Dia kemudian mengatakan gangguan makannya “mulai seminggu setelah kami bertunangan.”

“Suamiku meletakkan tangannya di pinggangku dan berkata, ‘Oh, agak gemuk di sini, ya?’ Dan itu memicu sesuatu dalam diri saya,” kata Diana.

Ketika buku Morton, “Diana: Her True Story” diterbitkan pada tahun 1992, buku itu menghancurkan fantasi dongeng yang sangat disayangi oleh banyak penggemar kerajaan. Diana saat itu tidak mengakui bahwa dialah sumbernya.

Buku tersebut, yang merinci pernikahan yang tidak bahagia dengan Pangeran Charles dan hubungan dekatnya dengan Bowles, membuat marah keluarga Pangeran Charles, keluarga kerajaan, dan banyak teman.

Namun ketika Morton menerbitkan versi revisinya hanya sebulan setelah kematian Diana, dia mengatakan bahwa sang putri adalah sumber dari versi aslinya.

Hanya ada sedikit, jika ada, wahyu dalam “Diana, Kisah Nyatanya – Dengan Kata-katanya Sendiri” tahun 1997.

Namun Morton menyertakan transkrip kata-kata sepanjang 46 halaman yang menurutnya semuanya milik Diana, kecuali beberapa di dalam tanda kurung. Dia mengatakan mereka menguatkan semua yang dia tulis sebelumnya tentang dia.

Diana “bekerja sama secara penuh, jujur, dan konsisten selama delapan, sembilan bulan,” katanya.

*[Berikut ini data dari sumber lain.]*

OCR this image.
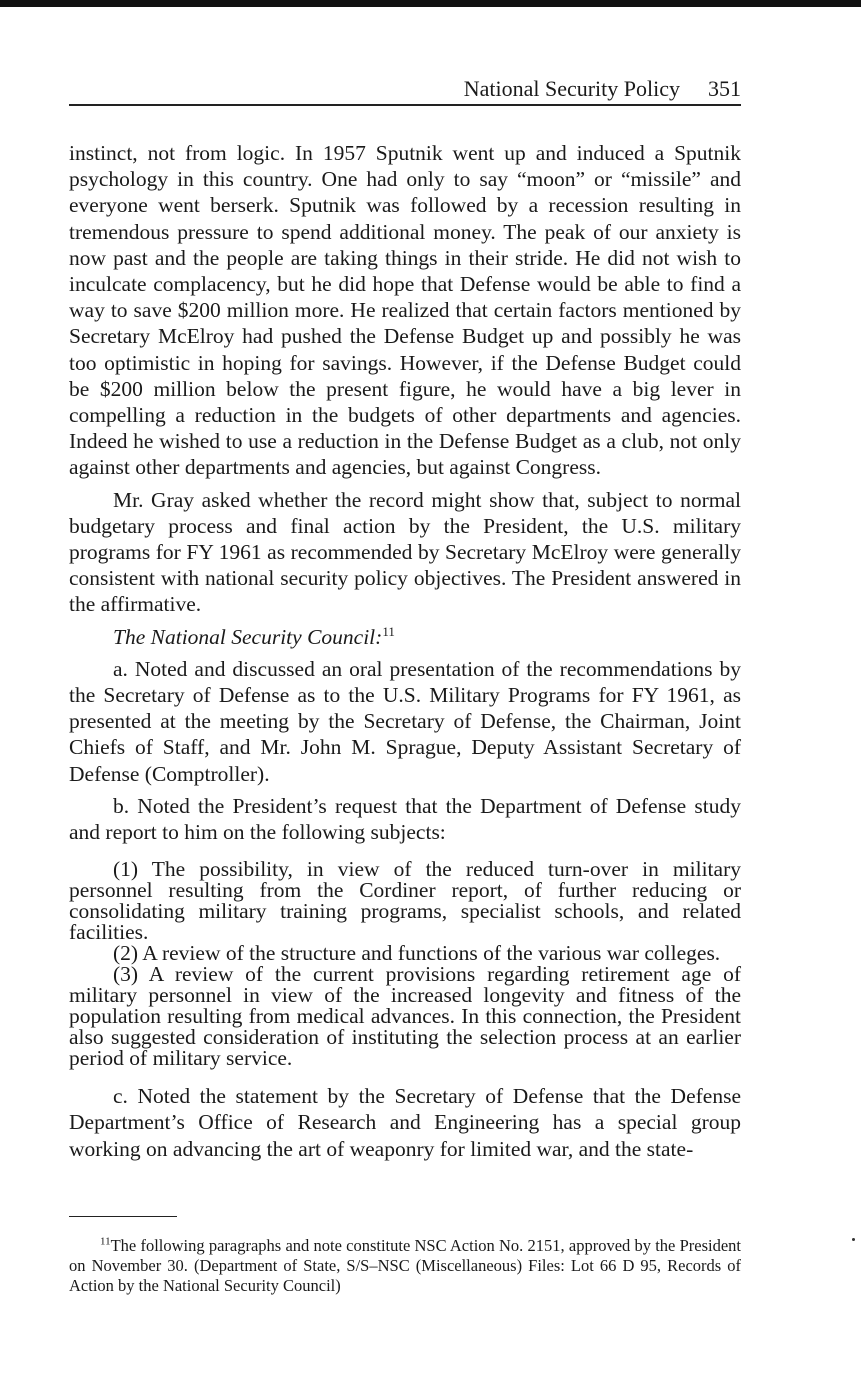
National Security Policy 351

instinct, not from logic. In 1957 Sputnik went up and induced a Sputnik psychology in this country. One had only to say “moon” or “missile” and everyone went berserk. Sputnik was followed by a recession resulting in tremendous pressure to spend additional money. The peak of our anxiety is now past and the people are taking things in their stride. He did not wish to inculcate complacency, but he did hope that Defense would be able to find a way to save $200 million more. He realized that certain factors mentioned by Secretary McElroy had pushed the Defense Budget up and possibly he was too optimistic in hoping for savings. However, if the Defense Budget could be $200 million below the present figure, he would have a big lever in compelling a reduction in the budgets of other departments and agencies. Indeed he wished to use a reduction in the Defense Budget as a club, not only against other departments and agencies, but against Congress.

Mr. Gray asked whether the record might show that, subject to normal budgetary process and final action by the President, the U.S. military programs for FY 1961 as recommended by Secretary McElroy were generally consistent with national security policy objectives. The President answered in the affirmative.

The National Security Council:$^{11}$

a. Noted and discussed an oral presentation of the recommendations by the Secretary of Defense as to the U.S. Military Programs for FY 1961, as presented at the meeting by the Secretary of Defense, the Chairman, Joint Chiefs of Staff, and Mr. John M. Sprague, Deputy Assistant Secretary of Defense (Comptroller).

b. Noted the President’s request that the Department of Defense study and report to him on the following subjects:

(1) The possibility, in view of the reduced turn-over in military personnel resulting from the Cordiner report, of further reducing or consolidating military training programs, specialist schools, and related facilities.

(2) A review of the structure and functions of the various war colleges.

(3) A review of the current provisions regarding retirement age of military personnel in view of the increased longevity and fitness of the population resulting from medical advances. In this connection, the President also suggested consideration of instituting the selection process at an earlier period of military service.

c. Noted the statement by the Secretary of Defense that the Defense Department’s Office of Research and Engineering has a special group working on advancing the art of weaponry for limited war, and the state-

$^{11}$The following paragraphs and note constitute NSC Action No. 2151, approved by the President on November 30. (Department of State, S/S–NSC (Miscellaneous) Files: Lot 66 D 95, Records of Action by the National Security Council)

Morton mengatakan dia memperoleh komentar tersebut dalam rekaman dari sang putri melalui perantara yang melakukan wawancara tetapi ingin merahasiakan identitasnya.

Namun, dalam beberapa hari, penerbit buku Michael O’Mara mengeluarkan pernyataan yang mengatakan: Dr.James Colthurst (Mencari), teman lama Putri Diana, merekam wawancaranya, yang totalnya sekitar lima jam.

NBC kebanyakan menggunakan cuplikan Diana untuk menggambarkan keistimewaannya. Namun pada bagian kedua minggu depan, video tersebut akan menggunakan rekaman yang belum pernah dilihat sebelumnya yang dibeli dari mantan pelatih pidato Diana saat latihan pidatonya.

NBC mengakui bahwa rekaman tersebut tidak memberikan wahyu baru, namun jaringan tersebut yakin akan memberikan pencerahan bagi pemirsa untuk mendengar suara Diana sendiri.